HOW I LEARNED TO STOP WORRYING AND LOVE THE DEBT
If any of you are a Baby Boomer like me, then you are more than likely familiar with the Cold War Classic, “Dr, Strangelove or How I Learned to Stop Worrying and Love The Bomb.” This film was Stanley Kubrick’s homage to Cold War trepidation on the part of all citizens of an uncertain world of the nuclear bomb.
The concept behind Strangelove is that USAF Gen. Jack T. Ripper goes a little off the sanity reservation and orders the B-52s in his command to attack the Ruskies!!! With Nukes!!! Oh Boy!!!!
Naturally, the joint chiefs are slightly miffed at Jack’s lack of respect for the chain-of- command and the POTUS is somewhat pissed also. The movie is one failed attempt after another to recall these bombers before the deadly deed is done. The POTUS takes to the “hot line” to assure the Soviet Premier that this not an ordered mass attack but the fact that the Soviets had already developed and deployed (just not yet informed the WORLD) a DOOMSDAY weapon which would automatically destroy the entire EARTH in the event of just such an attack as was now underway regardless of why!!!!!!! Needless to say failure to inform everyone that you have a doomsday weapon radically reduces its effectiveness in preventing a nuclear attack.
I think it’s time for some latter-day Kubrick to treat the National debt and the subject of default in a similar manner. I will give a brief outline of my vision of the remainder of the WORLD governments trying to collect a BAD DEBT from the only badass on the planet!!!! Does anyone else think that a threat to default made in secret by the US to our twenty biggest lenders might actually put us in the best bargaining position possible. I think we should try to get our interest rates cut drastically to avoid throwing the WORLD”S ECONOMIES into meltdown. Initially we must say this will at least insure your principal, LMFAO . Yeah, we lose but we got to spend it once anyway and everyone loses as bad or worse than we do!!!!!! Folks, what I am saying here is that the US needs to embrace its National Debt and see it like a doomsday weapon. Our threat of a possible default to all creditors is a GAME ENDER!!!!!! That’s right, not CHANGER BUT ENDER!!!! Can you imagine the chill running up every creditor spine as well as all developed and developing nations, when thought of Fiscal Apocalypse engendered by OUR Default is envisioned?
DEFAULT LANGUAGE CHANGES
Once the government of the United States recognizes the positive possibilities of threatening and maybe actually defaulting, the language around the topic takes on new meaning. Let us use our imaginations to consider the possibilities of the present meaning and future meaning of the following in that light.
Public Statement made by some future POTUS.
What POTUS is saying to creditors privately.
OK fellow leaders. Let’s put it right out there. I was talking to a loan shark the other day and he informs me that once you idiots let us get past $6 trillion you had committed a cardinal sin in shylockism. You let us get to the point where defaulting hurt you worse than us. We can avoid all those nasty interest payments not to mention that pesky $15+ trillion in principal!!! Bwaugh HA HA HA!!!!!!!!!!!! Louie the shark also said you never get in this situation with someone whose organization can kick your ass. C’mon guys, how you gonna collect??? You gonna threaten us with military action???? Bwaugh HA, HA, HA!!!!!!!!!!!! You expect us to take that contract for ya BOOPIE???? Bwaugh HA, HA, HA!!!!!!!!!!!!

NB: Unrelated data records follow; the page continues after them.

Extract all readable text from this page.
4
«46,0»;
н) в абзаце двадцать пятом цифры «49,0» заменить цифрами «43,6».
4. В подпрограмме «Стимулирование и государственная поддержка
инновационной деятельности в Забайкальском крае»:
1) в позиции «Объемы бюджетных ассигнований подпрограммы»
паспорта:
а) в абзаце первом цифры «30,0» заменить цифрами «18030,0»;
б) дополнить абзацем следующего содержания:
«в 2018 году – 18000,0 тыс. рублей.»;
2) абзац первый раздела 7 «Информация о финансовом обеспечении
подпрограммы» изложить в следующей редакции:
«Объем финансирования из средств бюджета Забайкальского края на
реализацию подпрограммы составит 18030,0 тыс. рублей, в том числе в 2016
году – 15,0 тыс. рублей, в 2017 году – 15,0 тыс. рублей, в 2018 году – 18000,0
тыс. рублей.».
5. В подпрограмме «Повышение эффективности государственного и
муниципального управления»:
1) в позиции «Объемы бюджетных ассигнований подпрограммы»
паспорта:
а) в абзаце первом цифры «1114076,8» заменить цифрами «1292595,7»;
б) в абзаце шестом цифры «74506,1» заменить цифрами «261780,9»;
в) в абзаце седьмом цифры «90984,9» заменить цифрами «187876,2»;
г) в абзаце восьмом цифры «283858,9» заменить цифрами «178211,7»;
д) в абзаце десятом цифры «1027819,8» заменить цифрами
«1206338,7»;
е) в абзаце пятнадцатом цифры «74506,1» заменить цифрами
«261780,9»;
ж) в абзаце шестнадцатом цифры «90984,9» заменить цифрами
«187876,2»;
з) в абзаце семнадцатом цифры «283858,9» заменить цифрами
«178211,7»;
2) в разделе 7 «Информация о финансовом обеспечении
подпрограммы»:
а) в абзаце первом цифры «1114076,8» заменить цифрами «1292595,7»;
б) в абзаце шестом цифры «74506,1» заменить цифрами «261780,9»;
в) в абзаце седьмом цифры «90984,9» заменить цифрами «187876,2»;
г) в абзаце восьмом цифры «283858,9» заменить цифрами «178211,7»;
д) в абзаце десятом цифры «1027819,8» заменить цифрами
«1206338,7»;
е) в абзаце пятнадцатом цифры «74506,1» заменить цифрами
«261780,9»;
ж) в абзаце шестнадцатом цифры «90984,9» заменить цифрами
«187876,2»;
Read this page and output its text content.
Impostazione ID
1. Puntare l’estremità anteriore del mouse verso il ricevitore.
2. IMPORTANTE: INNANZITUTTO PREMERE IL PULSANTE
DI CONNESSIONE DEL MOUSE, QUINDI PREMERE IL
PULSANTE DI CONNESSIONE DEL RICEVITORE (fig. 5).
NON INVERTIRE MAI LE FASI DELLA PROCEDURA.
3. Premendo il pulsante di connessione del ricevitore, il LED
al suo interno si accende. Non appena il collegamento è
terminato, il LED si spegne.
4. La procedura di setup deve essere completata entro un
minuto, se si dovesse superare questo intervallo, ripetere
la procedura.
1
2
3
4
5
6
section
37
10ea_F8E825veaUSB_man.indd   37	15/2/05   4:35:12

Learn to love the debt. This is really fun to play. Every time you hear some official making grim statements about the debt publicly, try to construct what they are cackling in private. Bwaugh HA, HA, HA!!!!!!!!!!!!
Try another one. S & P releases another statement threatening to lower US credit rating, which it says will cause our interest rate to rise compounding our debt problems. OK, now some US official publicly states we must avoid this at all costs. However that same official shows up at S & P’s home office for a private conference. Here’s how it starts. Thank you for meeting with me today concerning your statement on US creditworthiness. OK Jacks, knock that crap off. Talk to one creditor about how scared all of them are that we may default and you will see we are still holding the whip. We can turn this place into a dairy if we want to so stop badmouthing Uncle Sam. Sammy’s pissed and doesn’t like it!!!! Bwaugh HA, HA, HA!!!!!!!!!!!! That’s how it ends!!!!!!! Bwaugh HA, HA, HA!!!!!!!!!!!!
I must fight the urge to go on and on with countless examples of DEFAULT NEW SPEAK, but I must stop. A great deal of the fun with this concept is in letting you develop your own scenarios and play them out.
I will give one more possibility but allow each of you to develop your own dialogue. Imagine the delight and glee in the voice of new Secretary of The Treasury, Donald Trump, as he addresses our foreign “partners” informing them of their predicament. Bwaugh HA, HA, HA!!!!!!!!!!!!
Fellow hubbers go with it and don’t forget to share them with us!!!!!